6.4 geological-geophysical comprehensive explanation of SH section, the survey line is a gravity section temporarily added in the field working process of project groups, the section is arranged in the Chinese azalea root pit, the arrangement purpose of the section is mainly to verify whether an ancient river channel exists in the pit, and meanwhile, the section is also used for researching the underground rock distribution characteristics of the Chinese azalea root pit.
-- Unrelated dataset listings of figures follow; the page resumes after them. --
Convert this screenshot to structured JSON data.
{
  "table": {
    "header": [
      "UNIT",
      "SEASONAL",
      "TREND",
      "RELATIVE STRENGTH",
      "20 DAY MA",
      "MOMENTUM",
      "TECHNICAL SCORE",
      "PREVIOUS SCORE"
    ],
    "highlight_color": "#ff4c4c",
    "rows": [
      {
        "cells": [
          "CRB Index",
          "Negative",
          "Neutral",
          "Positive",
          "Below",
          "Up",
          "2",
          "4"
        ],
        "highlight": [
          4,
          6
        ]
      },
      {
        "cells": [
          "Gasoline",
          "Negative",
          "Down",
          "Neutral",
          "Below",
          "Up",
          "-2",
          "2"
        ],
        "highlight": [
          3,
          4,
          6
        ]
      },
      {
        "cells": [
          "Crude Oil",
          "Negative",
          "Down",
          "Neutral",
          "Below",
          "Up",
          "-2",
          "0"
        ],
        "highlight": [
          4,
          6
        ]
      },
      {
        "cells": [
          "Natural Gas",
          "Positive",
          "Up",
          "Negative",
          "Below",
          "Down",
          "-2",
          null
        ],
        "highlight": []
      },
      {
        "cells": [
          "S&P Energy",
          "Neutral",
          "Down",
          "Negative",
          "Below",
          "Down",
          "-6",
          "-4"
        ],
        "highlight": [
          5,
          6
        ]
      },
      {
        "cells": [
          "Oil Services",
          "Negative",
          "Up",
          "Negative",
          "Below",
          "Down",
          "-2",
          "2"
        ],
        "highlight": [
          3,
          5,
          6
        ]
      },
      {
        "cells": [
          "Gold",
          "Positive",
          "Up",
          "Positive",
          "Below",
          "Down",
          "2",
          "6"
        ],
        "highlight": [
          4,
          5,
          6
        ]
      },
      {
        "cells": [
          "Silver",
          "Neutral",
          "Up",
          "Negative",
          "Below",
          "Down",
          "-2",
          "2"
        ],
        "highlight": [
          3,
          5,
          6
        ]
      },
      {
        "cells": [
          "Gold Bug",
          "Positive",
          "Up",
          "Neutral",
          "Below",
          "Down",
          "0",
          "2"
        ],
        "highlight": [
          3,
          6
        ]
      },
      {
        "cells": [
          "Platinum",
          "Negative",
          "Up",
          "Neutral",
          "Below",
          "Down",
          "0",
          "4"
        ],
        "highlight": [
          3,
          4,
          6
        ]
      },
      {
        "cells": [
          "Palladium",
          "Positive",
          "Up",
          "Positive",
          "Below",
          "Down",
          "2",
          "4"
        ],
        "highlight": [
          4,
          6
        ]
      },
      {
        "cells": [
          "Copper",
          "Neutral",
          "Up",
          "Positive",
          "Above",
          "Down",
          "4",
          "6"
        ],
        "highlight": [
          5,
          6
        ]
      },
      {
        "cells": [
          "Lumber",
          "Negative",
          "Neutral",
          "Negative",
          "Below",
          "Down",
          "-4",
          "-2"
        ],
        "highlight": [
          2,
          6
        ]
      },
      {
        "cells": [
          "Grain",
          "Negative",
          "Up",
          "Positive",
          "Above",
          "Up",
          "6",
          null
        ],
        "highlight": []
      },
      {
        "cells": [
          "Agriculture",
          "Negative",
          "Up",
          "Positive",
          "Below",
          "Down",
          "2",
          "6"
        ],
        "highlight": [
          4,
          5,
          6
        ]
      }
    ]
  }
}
According to the Wulan exploration depression geological map, the SH sectioning lines are divided into a west secondary depression, a middle secondary protrusion and an east secondary depression of the Chinese rhododendron root depression from the northwest to the southeast in sequence by combining the residual gravity field abnormal feature (figure 59), the fracture spread (figure 60) and the constructed geological-geospheric physical model (figure 61).

6.4.1 SH section gravity field and fracture structure relationship, and FIG. 60 is 4 fractures outlined according to the results of gravity anomaly derivative analysis, TASD, Euler deconvolution inversion. Wherein F1 and F2 are positioned in the west secondary recess of the rhododendron molle recess, show as slowly-changing abnormal step bands in a gravity field, and are obviously reflected in derivative analysis, TASD and Euler deconvolution; f3 is the break of the boundary between the west secondary recess and the middle secondary projection of the Chinese azalea root recess, and the abnormal step band is displayed in the gravity field; f4 is the boundary between the central secondary bulge and the east secondary bulge of the nakai root depression, and is characterized by a distinct abnormal step band in the gravity field.

6.4.2 SH section gravity field and rock distribution relation; FIG. 61 is a forward simulation of a rock distribution diagram of 0-1500 m from the residual gravity anomaly cross-correlation imaging results (FIG. 48). As can be seen from the geological map of the study area, the section reveals that the stratum exposed to the surface is a third line. From the geological-geophysical model it can be seen that: the third stratum is similarly distributed approximately horizontally and uniformly in a layered mode, and the average thickness is 80 m; under the new generation stratum, a middle generation stratum with the average thickness of 420m is arranged (the old generation stratum has low possibility of existing and has the reason about the same as the NL section), the stratum in the time does not have obvious fluctuation like other three sections, the stratum bottom interface is embedded deeply in the east secondary recess of the Chinese azalea root recess, the deepest part is 760m, the embedded depth is shallow in the middle secondary recess of the Chinese azalea root recess, and the shallowest part is 370 m; the relief variation of the substrate is not obvious, but there is a certain raised feature in the secondary projection in the middle of the recess of the Chinese azalea root.

The gravity anomaly generated by the geological-geophysical model established based on the residual gravity anomaly related imaging is better fitted with the known residual gravity anomaly, and the simulated stratigraphic distribution is matched with the known geological data and drilling data. This indicates that: the constructed geological model has certain credibility, and provides a powerful basis for researching important geological information such as the distribution of the sedimentary strata of the two-link basin, the position of the ancient river channel, the hidden uplift and the like.